Structurally Sweet, Sweet Memories is a set of variations and a fantasy on a theme by the “Easy Riders” (Gilkyson, Dehr and Miller) – “Memories are Made of This” (1955). The variations begin well before the theme is "born" and, following one complete statement, gradually depart further and further from the original organization of the material leading ultimately in a dream-like fantasy to it's gradual disintegration. Emotionally Sweet, Sweet Memories is a full scale "tone poem" for mallet instruments which, taking it's cue from the song's "story line" outlining a lifetime of domestic family bliss, uses the repetition, fragmentation and harmonic re-ordering of the song's melodic material to trace its own joyful musical story of continuous motivic growth until the music’s “life cycle” has matured and crystallized in time as ...... "memories".
Originally composed in 1973 (under the title of Suite for harpsichord and stereo tape), the tape portion of this work was remastered in 2003 (the original tape material was still in existence) using computer programs to enhance the fidelity and precision of the original mix. Structurally the pre-recorded material was left relatively untouched with the exception of the addition of a minute of material in the last movement. The harpsichord part, on the other hand, was modified considerably and an extensive Cadenza was introduced between the second and third movements of the original version creating, in effect, a four movement work. In 2007 the harpsichord part was further modified and the dynamic balances within the pre-recorded sound were adjusted accordingly.

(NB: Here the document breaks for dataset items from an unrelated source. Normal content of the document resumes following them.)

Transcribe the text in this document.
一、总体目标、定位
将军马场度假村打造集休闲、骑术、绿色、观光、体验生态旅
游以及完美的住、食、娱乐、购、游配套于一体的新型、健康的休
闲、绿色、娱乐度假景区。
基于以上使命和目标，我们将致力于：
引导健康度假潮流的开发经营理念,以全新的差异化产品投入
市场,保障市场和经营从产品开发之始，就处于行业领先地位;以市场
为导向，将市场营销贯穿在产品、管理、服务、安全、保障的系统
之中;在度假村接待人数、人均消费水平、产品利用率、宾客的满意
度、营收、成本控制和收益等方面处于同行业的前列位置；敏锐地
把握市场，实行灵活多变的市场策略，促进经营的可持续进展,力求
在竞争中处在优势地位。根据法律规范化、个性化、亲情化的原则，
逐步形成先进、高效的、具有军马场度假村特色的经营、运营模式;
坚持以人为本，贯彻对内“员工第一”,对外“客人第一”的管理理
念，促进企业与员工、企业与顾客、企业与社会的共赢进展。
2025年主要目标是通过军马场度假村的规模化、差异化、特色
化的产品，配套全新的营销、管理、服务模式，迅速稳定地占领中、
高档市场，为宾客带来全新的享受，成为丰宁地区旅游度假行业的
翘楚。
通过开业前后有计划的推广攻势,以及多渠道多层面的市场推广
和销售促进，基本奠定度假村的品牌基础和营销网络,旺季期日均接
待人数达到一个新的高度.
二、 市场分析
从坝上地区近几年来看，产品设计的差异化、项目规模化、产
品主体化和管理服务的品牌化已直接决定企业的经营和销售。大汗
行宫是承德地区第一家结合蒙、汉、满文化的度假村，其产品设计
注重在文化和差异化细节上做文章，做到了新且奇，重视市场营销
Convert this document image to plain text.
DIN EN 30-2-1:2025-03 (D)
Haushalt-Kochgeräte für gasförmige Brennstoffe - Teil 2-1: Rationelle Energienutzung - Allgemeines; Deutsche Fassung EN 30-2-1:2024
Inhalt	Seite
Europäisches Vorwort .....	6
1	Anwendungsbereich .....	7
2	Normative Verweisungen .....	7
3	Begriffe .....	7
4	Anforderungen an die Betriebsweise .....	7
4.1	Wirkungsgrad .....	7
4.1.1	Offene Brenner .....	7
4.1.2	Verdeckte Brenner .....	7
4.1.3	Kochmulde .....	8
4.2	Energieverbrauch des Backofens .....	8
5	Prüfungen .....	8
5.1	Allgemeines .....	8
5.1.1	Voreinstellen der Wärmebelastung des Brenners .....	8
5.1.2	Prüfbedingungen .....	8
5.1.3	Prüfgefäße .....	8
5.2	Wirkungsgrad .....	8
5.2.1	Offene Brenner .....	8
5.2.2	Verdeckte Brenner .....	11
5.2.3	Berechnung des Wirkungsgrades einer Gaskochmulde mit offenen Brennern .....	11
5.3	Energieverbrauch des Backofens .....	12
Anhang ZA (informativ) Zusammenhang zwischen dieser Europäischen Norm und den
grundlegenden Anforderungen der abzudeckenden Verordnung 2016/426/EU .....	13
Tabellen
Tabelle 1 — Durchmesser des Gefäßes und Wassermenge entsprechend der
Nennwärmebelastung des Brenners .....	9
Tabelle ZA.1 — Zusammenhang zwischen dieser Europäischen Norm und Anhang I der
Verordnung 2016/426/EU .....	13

Although the original version of this work was played frequently in the 1970's and '80's - most particularly by the Italian harpsichordists Mariolina De Robertis to whom the work is dedicated and by Paola Bernardi who frequently assigned it to her students, it has since fallen out of use. Part of this has to do with changes in musical tastes, but part, I believe, also had to do with unresolved problems within the composition itself. The present version - which assigns a greater role to the solo harpsichord and places it within a more spectacular "theatrical framework" provided by the pre-recorded sound - has, I hope, struck a satisfactory balance between the harpsichord soloist and the pre-recorded sounds, between Scarlatti's music and the 'musique concrète' manipulation thereof and, if you will, between thought expressed as logical progression or as dream-like fantasy - the mix of which suggested the new title: "Dialogo tra ragione e follia".